Adequacy of Education in Musculoskeletal Medicine
 
   

Adequacy of Education
in Musculoskeletal Medicine

This section is compiled by Frank M. Painter, D.C.
Send all comments or additions to:
   Frankp@chiro.org
 
   

FROM:   Journal of Bone and Joint Surgery 2005 (Feb);   87 (2):   310314

Elizabeth Matzkin, MD, Major Eric L. Smith, MD,
Captain David Freccero, MD and Allen B. Richardson, MD

University of Hawaii and Tripler Army Medical Center,
Honolulu 96859, USA.
ematzki@aol.com


BACKGROUND:   Basic musculoskeletal knowledge is essential to the practice of medicine. A validated musculoskeletal cognitive examination was given to medical students, residents, and staff physicians in multiple disciplines of medicine to assess the adequacy of their musculoskeletal medicine training.

METHODS:   The examination was given to 334 volunteers consisting of medical students, residents, and staff physicians. Analysis of the data collected and comparisons across disciplines were performed.

RESULTS:   The average cognitive examination score was 57%. Sixty-nine participants (21%) obtained a score of >/=73.1%, the recommended mean passing score. Of the sixty-nine with a passing score, forty (58%) were orthopaedic residents and staff physicians with an overall average score of 94%. Differences in the average scores for the orthopaedic residents compared with all other specialties were significant (p < 0.001). The average score was 69% for the 124 participants who stated that they had taken a required or an elective course in orthopaedics during their training compared with an average score of 50% for the 210 who had not taken an orthopaedic course (p < 0.001). When the scores of those in orthopaedics were excluded, the average score for the participants who had taken an orthopaedic course was 59%; this difference remained significant (p < 0.001).

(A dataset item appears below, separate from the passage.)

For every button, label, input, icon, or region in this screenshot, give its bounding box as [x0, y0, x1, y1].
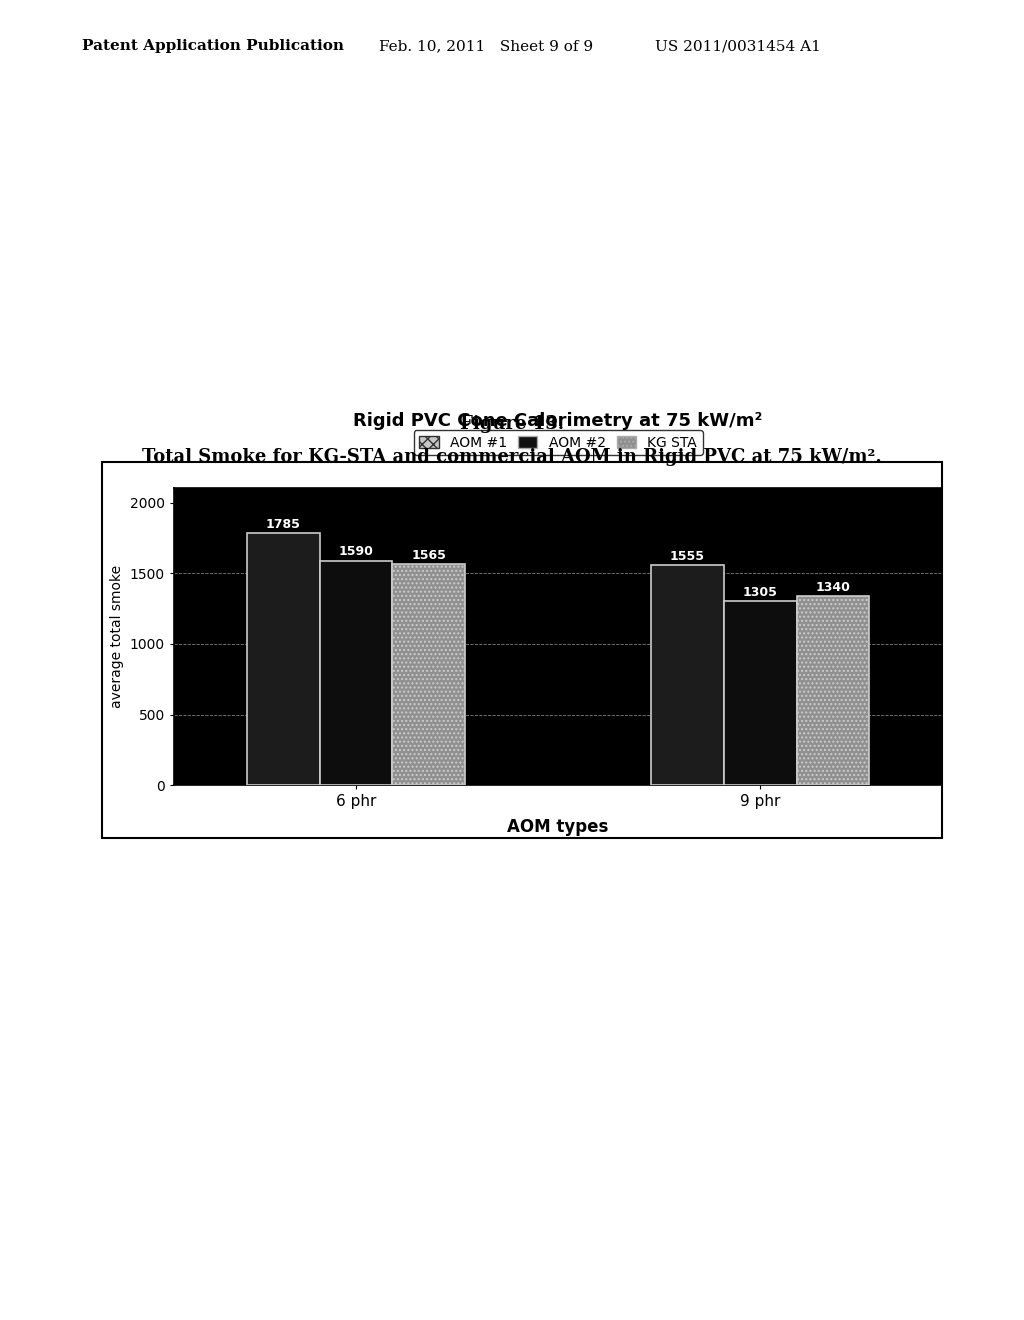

CONCLUSIONS:   Seventy-nine percent of the participants failed the basic musculoskeletal cognitive examination. This suggests that training in musculoskeletal medicine is inadequate in both medical school and nonorthopaedic residency training programs. Among the nonorthopaedists, scores were significantly better if they had taken a medical school course or residency rotation in orthopaedics, suggesting that a rotation in orthopaedics would improve the general level of musculoskeletal knowledge.